Arenal desde las alturas

El Arenal tan vetusto como siempre, tan incómodo y poco vistoso, aunque, como ya digo, vital y vivido

El otro día me tuve que subir a un cacharrito de la Feria, una estructura de hierro y chapa muy colorida y presuntamente divertida. Ni siquiera de niño me gustaban estas atracciones, así que de grande ni les cuento. Años hacía, lustros creo, que no pasaba por el trance, pero mi hijo se emperró y hubo que acompañarlo para garantizar su seguridad.
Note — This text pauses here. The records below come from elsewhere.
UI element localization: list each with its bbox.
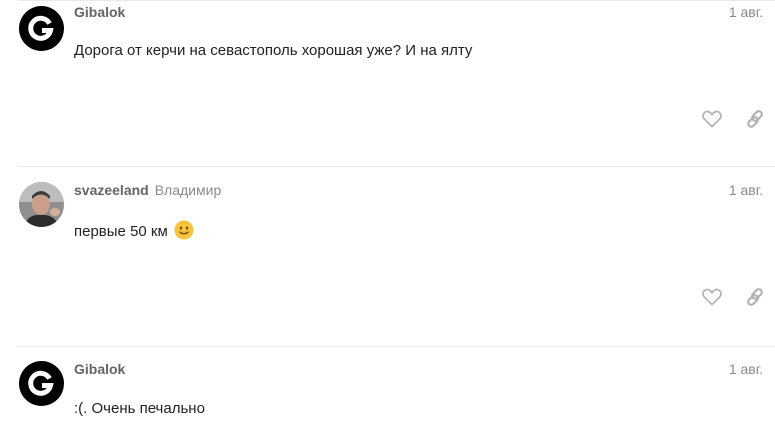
post-divider: [18, 166, 775, 167]
user-photo: [19, 182, 64, 227]
post-text: первые 50 км: [74, 223, 168, 240]
post-date[interactable]: 1 авг.: [729, 181, 763, 199]
user-avatar[interactable]: [19, 361, 64, 406]
username[interactable]: Gibalok: [74, 4, 125, 20]
post-text-row: первые 50 км: [74, 220, 194, 246]
slightly-smiling-face-icon: [174, 220, 194, 246]
post-author: Gibalok: [74, 360, 125, 378]
username[interactable]: svazeeland: [74, 182, 149, 198]
share-link-button[interactable]: [744, 108, 766, 130]
post-3: Gibalok 1 авг. :(. Очень печально: [0, 346, 775, 439]
post-text: :(. Очень печально: [74, 400, 205, 417]
heart-icon: [702, 110, 722, 128]
username[interactable]: Gibalok: [74, 361, 125, 377]
post-date[interactable]: 1 авг.: [729, 3, 763, 21]
post-divider: [18, 346, 775, 347]
full-name: Владимир: [154, 182, 222, 198]
like-button[interactable]: [701, 286, 723, 308]
post-author: Gibalok: [74, 3, 125, 21]
user-avatar[interactable]: [19, 182, 64, 227]
share-link-button[interactable]: [744, 286, 766, 308]
link-icon: [747, 110, 763, 128]
post-date[interactable]: 1 авг.: [729, 360, 763, 378]
letter-g-icon: [28, 15, 54, 41]
like-button[interactable]: [701, 108, 723, 130]
post-1: Gibalok 1 авг. Дорога от керчи на севаст…: [0, 0, 775, 166]
link-icon: [747, 288, 763, 306]
user-avatar[interactable]: [19, 6, 64, 51]
post-text: Дорога от керчи на севастополь хорошая у…: [74, 42, 473, 59]
letter-g-icon: [28, 370, 54, 396]
heart-icon: [702, 288, 722, 306]
post-author: svazeeland Владимир: [74, 181, 221, 199]
post-2: svazeeland Владимир 1 авг. первые 50 км: [0, 166, 775, 346]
Una tontería, por supuesto, ya que el que corrió peligro no fue él sino yo, que al pasar por un suelo de rodillo (presuntamente divertido, ya digo) me resbalé y a punto estuvo de hocicar. "Más rápido -me decía mi hijo-, más rápido", y yo seguía tras él echando el bofe mientras subíamos escaleras y sorteábamos las trampas que el cacharro del demonio nos iba disponiendo. Así llegamos hasta la última planta de la atracción, un terrazita de chapa situada a una buena altura. Me agarré a una baranda y le dije a mi hijo que parásemos un instante. Apenas unos segundos en los que me dije que lo de ser padre no está pagao y en los que vi El Arenal en toda su inmensidad descacharrada y vitalista. Lonas y casetas, buses al fondo, gente y gente, la cola de los taxis, lo meaderos de plástico, el humo de las hamburgueserías y la altitud de la noria. El Arenal tan vetusto como siempre, tan incómodo , aunque, como ya digo, vital y vivido. Muchos alcaldes han pasado por aquí de recepción en recepción y de abrazo en abrazo y ninguno ha sido capaz de conseguir que esto parezca un recinto ferial y no un cercón. Nunca pasó de ser interino, así que nadie le echó un euro. Tampoco en este mandato se saldrá de lo mismo, un parche, otro parche, y las pobres señoras orinando mientras en cuclillas, con la nariz tapada. El Arenal pues visto desde arriba y desde su historia de olvidos. "Papá, ¿te gusta la Feria?", me preguntó mi hijo. Y le dije que sí por pura piedad. Luego bajamos. Salí vivo del lance. Aunque ya mismo, en apenas unos años, recordaré con humor esta aventura cuando me toque otro capítulo, este aún más terrorífico: esperar a que mi hijo vuelva ileso de las casetas y el botellón. Ser padre, ya se sabe, es andar siempre en zozobra y ser cordobés, supongo, acostumbrarse a que El Arenal es como es. Cada cosa en la vida tiene su dulzura y también su amargor.